Everybody should go about their work as they usually do.
Bodabodas are commercial motorcycles commonly used by commuters in East African nations.
The bodaboda association had sought to dissociate itself from alleged participation in ‘illegal’ protests, contrary to what they say is being communicated on social media.
Njwele added that the police was ready to deploy and ensure that there is no breach of peace.
‘‘Everybody should go about their work as they usually do,’‘ Njwele said.
Earlier, police arrested seven people in the south-eastern city of Arusha for their alleged role in planning the anti-government protests.
The city’s deputy police boss, Yusuph Ilembo, told journalists that the “government will not allow an illegal protest being planned by a few people to destabilise the country”.

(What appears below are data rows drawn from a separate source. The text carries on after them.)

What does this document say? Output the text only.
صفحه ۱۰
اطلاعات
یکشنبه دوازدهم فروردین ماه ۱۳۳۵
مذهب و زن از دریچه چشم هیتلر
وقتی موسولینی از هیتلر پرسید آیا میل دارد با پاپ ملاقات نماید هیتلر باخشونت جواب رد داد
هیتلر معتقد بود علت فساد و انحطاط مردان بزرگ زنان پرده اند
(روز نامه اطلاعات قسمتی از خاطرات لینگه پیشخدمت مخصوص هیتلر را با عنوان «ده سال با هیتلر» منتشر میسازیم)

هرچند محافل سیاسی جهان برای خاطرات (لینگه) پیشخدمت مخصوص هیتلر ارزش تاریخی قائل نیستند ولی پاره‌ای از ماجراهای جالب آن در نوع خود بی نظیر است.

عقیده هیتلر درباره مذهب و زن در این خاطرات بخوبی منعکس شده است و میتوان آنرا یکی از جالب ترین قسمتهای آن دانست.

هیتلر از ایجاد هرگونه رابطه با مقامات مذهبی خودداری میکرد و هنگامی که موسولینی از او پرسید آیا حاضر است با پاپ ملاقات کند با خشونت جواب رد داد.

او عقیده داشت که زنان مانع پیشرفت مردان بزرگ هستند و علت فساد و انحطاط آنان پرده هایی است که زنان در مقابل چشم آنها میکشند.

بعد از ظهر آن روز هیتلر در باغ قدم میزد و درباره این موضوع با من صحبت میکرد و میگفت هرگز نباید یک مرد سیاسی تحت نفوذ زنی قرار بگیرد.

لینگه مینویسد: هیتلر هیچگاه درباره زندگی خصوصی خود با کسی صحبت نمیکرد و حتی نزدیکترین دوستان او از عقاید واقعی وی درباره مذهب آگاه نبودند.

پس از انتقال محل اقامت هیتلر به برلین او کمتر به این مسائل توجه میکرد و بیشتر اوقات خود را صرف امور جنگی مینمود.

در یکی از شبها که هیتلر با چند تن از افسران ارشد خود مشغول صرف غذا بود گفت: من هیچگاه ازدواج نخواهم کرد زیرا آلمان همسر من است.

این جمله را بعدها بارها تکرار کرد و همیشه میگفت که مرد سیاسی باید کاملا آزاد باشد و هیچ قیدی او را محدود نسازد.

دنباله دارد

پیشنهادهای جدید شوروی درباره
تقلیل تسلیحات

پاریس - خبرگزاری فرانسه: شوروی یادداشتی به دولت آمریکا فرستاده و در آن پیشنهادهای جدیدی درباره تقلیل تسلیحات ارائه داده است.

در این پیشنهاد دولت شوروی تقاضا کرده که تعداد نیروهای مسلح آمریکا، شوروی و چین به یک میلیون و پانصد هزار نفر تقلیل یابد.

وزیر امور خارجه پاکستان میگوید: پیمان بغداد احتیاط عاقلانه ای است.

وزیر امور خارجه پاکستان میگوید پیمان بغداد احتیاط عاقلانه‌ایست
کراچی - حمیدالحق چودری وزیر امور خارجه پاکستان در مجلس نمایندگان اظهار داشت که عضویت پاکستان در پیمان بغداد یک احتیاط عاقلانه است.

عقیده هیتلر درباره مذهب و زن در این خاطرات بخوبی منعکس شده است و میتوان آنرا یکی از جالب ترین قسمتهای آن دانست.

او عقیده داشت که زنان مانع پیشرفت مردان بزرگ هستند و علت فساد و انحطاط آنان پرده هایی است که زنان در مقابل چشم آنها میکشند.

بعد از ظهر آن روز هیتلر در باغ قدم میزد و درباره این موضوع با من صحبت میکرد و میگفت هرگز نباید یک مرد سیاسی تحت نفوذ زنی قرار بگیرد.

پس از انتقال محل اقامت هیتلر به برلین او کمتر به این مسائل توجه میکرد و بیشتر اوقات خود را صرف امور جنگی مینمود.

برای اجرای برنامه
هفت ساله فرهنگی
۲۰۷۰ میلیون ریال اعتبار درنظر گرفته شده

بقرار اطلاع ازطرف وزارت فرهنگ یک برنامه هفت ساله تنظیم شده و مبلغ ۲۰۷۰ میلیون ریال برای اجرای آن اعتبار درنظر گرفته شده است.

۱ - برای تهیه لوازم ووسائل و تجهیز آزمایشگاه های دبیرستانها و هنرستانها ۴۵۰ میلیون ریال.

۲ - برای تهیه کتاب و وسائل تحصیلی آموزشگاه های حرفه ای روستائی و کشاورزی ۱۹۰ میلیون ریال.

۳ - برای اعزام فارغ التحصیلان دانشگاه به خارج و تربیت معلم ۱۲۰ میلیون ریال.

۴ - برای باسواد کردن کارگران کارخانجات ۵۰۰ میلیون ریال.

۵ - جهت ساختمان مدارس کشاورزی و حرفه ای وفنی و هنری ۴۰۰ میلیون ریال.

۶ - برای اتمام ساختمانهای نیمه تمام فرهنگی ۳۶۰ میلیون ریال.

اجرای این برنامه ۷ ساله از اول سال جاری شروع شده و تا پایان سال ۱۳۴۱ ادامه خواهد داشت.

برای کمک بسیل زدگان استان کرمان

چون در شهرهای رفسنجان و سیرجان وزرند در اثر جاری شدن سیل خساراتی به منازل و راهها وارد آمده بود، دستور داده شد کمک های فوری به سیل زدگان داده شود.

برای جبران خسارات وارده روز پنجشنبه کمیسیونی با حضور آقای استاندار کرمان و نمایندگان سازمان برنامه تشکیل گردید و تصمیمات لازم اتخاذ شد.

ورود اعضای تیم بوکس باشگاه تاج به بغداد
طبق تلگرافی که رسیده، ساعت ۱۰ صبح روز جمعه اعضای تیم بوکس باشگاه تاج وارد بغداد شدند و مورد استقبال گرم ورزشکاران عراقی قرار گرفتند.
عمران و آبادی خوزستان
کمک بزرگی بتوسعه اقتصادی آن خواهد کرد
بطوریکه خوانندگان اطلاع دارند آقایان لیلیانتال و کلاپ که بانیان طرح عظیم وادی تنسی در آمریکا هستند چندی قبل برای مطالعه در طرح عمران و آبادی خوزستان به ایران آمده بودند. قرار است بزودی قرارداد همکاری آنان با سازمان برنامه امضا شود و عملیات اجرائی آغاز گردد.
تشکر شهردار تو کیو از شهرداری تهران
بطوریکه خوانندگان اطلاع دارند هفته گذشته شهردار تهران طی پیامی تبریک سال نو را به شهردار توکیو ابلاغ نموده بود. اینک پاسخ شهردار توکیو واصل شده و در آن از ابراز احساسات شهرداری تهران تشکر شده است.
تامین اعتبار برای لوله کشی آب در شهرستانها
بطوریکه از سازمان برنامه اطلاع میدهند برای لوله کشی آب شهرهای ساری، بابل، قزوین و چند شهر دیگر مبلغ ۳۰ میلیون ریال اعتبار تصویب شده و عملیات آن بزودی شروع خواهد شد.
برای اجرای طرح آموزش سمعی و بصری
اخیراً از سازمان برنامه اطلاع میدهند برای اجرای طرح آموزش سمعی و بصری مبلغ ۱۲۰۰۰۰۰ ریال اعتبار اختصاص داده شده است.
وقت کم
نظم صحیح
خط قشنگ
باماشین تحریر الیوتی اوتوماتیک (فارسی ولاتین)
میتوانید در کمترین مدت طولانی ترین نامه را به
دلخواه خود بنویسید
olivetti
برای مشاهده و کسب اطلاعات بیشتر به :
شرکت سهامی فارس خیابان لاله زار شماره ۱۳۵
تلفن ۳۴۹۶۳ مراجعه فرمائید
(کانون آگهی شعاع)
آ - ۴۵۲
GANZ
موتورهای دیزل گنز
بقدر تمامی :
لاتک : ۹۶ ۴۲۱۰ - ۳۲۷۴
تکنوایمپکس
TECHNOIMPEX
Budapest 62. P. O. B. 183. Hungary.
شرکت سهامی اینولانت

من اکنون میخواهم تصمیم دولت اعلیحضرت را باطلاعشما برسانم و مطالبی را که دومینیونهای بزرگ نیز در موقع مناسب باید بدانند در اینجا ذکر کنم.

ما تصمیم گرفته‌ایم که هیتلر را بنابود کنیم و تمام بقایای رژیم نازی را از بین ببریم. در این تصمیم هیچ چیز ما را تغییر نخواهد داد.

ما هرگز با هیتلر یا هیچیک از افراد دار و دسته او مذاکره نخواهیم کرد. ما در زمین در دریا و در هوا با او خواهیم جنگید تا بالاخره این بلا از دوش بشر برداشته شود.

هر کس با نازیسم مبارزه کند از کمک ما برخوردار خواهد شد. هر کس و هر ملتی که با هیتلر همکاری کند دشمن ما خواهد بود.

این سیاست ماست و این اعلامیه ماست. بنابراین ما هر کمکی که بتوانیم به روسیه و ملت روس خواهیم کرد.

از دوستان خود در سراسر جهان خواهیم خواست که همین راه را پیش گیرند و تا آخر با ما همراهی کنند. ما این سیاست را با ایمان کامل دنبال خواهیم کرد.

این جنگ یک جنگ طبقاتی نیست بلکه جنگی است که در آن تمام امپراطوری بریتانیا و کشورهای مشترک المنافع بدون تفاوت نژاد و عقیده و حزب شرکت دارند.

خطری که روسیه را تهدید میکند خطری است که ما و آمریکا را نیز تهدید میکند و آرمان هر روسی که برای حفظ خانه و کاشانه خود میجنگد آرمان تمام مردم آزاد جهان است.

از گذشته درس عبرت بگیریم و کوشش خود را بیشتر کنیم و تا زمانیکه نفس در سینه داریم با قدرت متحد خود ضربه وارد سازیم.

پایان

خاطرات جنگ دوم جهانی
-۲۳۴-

The United Kingdom’s Foreign and Commonwealth Office (FCO) issued a security alert in respect of Tanzania, cautioning Brits to stay safe as political gatherings have in the past been confrontational and even led to loss of lives.
Online activist Mange Kimambi has two million followers on Instagram, who in the past used her social media profile to promote Magufuli when he was a presidential hopeful, but has since fallen out with him and is using the same platform to call for “the mother of all anti-Magufuli protests”.
The banned protests are specifically against the style of leadership of president John Pombe Magufuli, who is increasingly accused of dictatorial use of his executive powers.
Magufuli who came to power in 2015 has, however, been lauded in the area of anti-corruption and public service delivery. He has fired close allies and heads of utility agencies for failure to protect public interest.